Our machines are similar. An airplane is a metallic creature that burns through a supply of fuel in order to cast itself up and across the sky to a far-away destination. It discards as it goes – and then must stop. Just as we do.
What separates machine from living being is only the details of the fuel. A plant makes its own, and an animal readily catches or hunts it on the landscape. The resources that give power and spirit to an airplane are far harder to come by, and must be mined from the earth.
I recently flew halfway around the world, London to Kuala Lumpur, as a burden in one of these metallic beasts. Medieval observers might have described the trip as an unleashing of telluric energies, but I thought about it more as a vomiting of long-buried resources from their underground home into the atmosphere.
I flew these 11,200 kilometers on an Airbus A380, one of the world’s most efficient long-haul jets. The carriage of my person in this machine required the combustion of fuel containing the equivalent of approximately (1.3 million grams of carbon. That carbon almost certainly was mined from fossil sources – that is, the dead tissues of plants that were deposited over some sixty million years between the Devonian and the Permian Periods.
How long did these plants have to grow to produce enough energy to fuel my airplane and my journey? A modern tropical forest has a net primary productivity of approximately 10 million grams of carbon per hectare per year (Malhi et al. 2001).
This number represents the net amount of carbon taken up by plants from the atmosphere each year in a region about the same size as a football pitch. By dividing this number by the carbon cost of my trip, and assuming that Carboniferous forests had similar productivities as modern ones (maybe not true – Beerling & Woodward 2001), I could estimate the interval required to grow enough biomass for my trip.
In fourteen hours of flying, I personally used up resources that took a square meter of forest 1,300 years to grow. An airplane is an inefficient way to travel.
Each flight uses up another small fraction of our planet’s stored resources. Each flight brings the earth one step closer to thermodynamic equilibrium. Over the past centuries we have come increasingly close to this point, drawing down more and more of our fossil fuel inheritance, and destroying an increasingly large proportion of our planet’s biomass (Schramski 2015). And the airplanes we have conjured out of aluminium and copper and other buried treasures will no longer function.

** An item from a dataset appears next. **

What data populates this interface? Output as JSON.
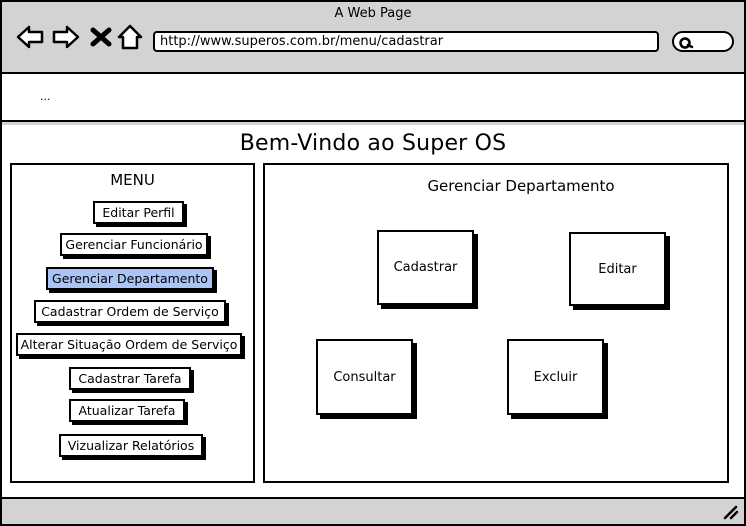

Airplanes also bring biological equilibrium. They carry not only human passengers, but also other species – just as the sailing ships that preceded them once did. Before the European conquest, the Americas had neither honeybees nor earthworms nor mosquitoes nor smallpox, all familiar facets of modern life; nor did Europe have tomato or potato or chocolate. Our ships and planes have transformed much of the Asian tropics into a land of rubber trees and oil palms, and spread diseases like avian flu far more rapidly than they could ever travel without our fossil-fueled assistance. We make plains of great biological mountains, and homogenize as we go (Dornelas et al. 2014).
Life is slow. It builds diversity and differences. Airplanes hasten our pace and destroy these things.
The ecomodernist movement has argued that technological development, urbanization, and alternative energy sources will increase harmony between people and nature while simultaneously drawing billions out of poverty. In this worldview, we will not decline towards biological and thermodynamic equilibrium – instead, we all of us will all be able to fly on airplanes one day. I am not so optimistic. Ecomodernism assumes that we will get smarter and kinder faster than we get hungrier. Its agenda is neoliberal in that it assumes market solutions are sufficient to solve societal problems, and in that it proposes to take billions of people away from their land into wage-based labor. George Monbiot and Chris Smaje have both argued forcefully against ecomodernism, and the past centuries are filled with examples of how such a simplistic approach has led to increased human poverty and planetary destruction. Somewhere between these two perspectives is a viable road forward.
I think that instead we must find a slower future, and accept that our energy should come from above rather than below our planet’s surface, and that most of our kilometers should be walked and not flown. I think that we must soon abandon our airplanes, and all they represent.
(This post was written from a camp abutting a logging area in eastern Sabah, Malaysian Borneo. The photographs are of heavy smoke from human-caused fires in nearby Kalimantan. Further posts this month will be erratic and dependent on internet connectivity.)